According to the IRS website, stolen PII was also obtained through websites that mimic unemployment benefits websites, including state workforce agency websites, to unlawfully capture consumers’ PII. Consumers are lured to the fake websites by spam text messages and emails claiming to be from a state workforce agency with instructions to click a link. The fake sites are designed to trick consumers into thinking they are applying for unemployment benefits. In doing so, they disclose PII and other sensitive data that are used to commit identity theft.
The urgent need to distribute benefits made it difficult for states to verify information thoroughly. The relaxed rules for obtaining funds and the expanded aid to independent contractors who couldn’t confirm employer or income information complicated the verification process. Outdated online unemployment systems with obsolete software were unable to handle the unusually high volume of claims. Frozen or slow databases impeded the ability of benefits administrators to cross-check information.
Many victims discovered their identities had been stolen when they filed claims for benefits and learned that someone had already created an account and used their Social Security numbers to receive payments. Others discovered the fraud when their unemployment payments stopped and they were informed that claims with their PII had been filed in another state. Some individuals were victimized more than once.
According to the IRS, victims who neither claimed unemployment benefits nor had payments stop were notified of the fraud when they received a Form 1099-G, “Certain Government Payments,” reflecting unexpected benefits. Because unemployment benefits are taxable income, state governments issue the form to recipients and the IRS to report taxable compensation received and any withholding in box 1.

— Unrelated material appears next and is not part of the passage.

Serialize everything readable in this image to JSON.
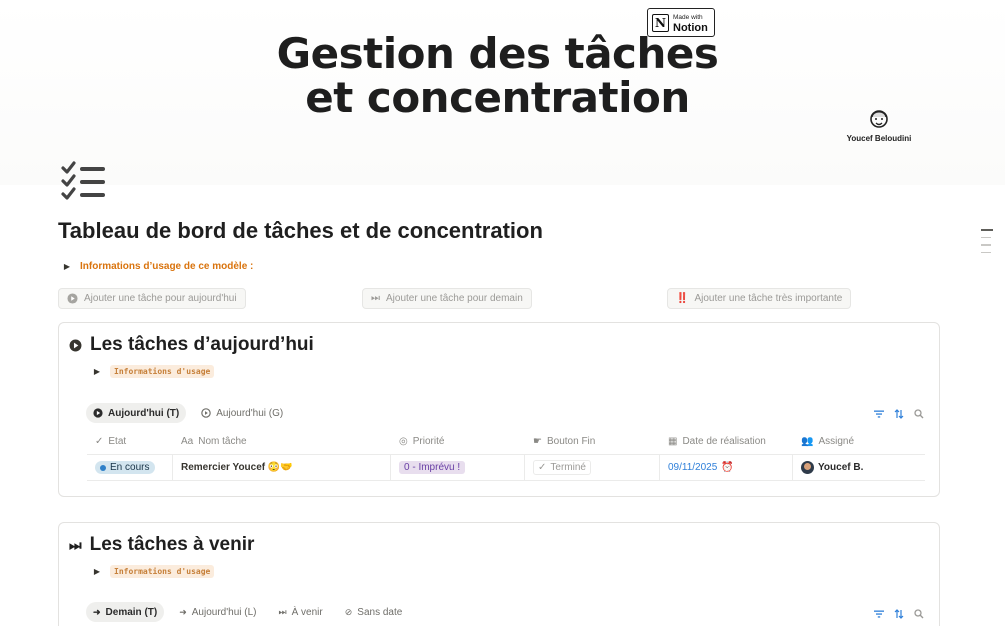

Fraudulent payments may generate a Form 1099-G reflecting unemployment benefits that a victim never received or an amount that exceeds the unemployment benefits they did receive. Moreover, the form itself may be from a state where the victim did not file for benefits.
Victims also were alerted to fraud via government agency letters about unemployment claims or payments when they never filed an application for benefits, including unexpected payments or debit cards from any state. Finally, some employed victims received notices from their employers indicating that they had received a request for information about unemployment claims in the employees’ names.
The IRS advises taxpayers who were victims of unemployment benefits identity theft to request a corrected Form 1099-G, to not report incorrect Form 1099-G information on their tax returns, and to opt into the IRS identity protection personal identification number program. An IP PIN is a six-digit number that prevents federal tax returns from being filed in the names of identity theft victims. The IP PIN is a voluntary program open to any taxpayers who can verify their identities.
The IRS also notes that employers are often the first line of defense against unemployment fraud. Employers are advised to respond quickly to state notices that employees have filed benefits claims — especially if the names on the notices aren’t employees. Employers should monitor for misuse of their own employer identification numbers. If the company’s EIN is used to generate fraudulent unemployment benefits claims, it should file Form 14039-B, “Business Identity Theft Affidavit.” Finally, employers should close out their business tax accounts after going out of business to help curtail the misuse of dormant EINs.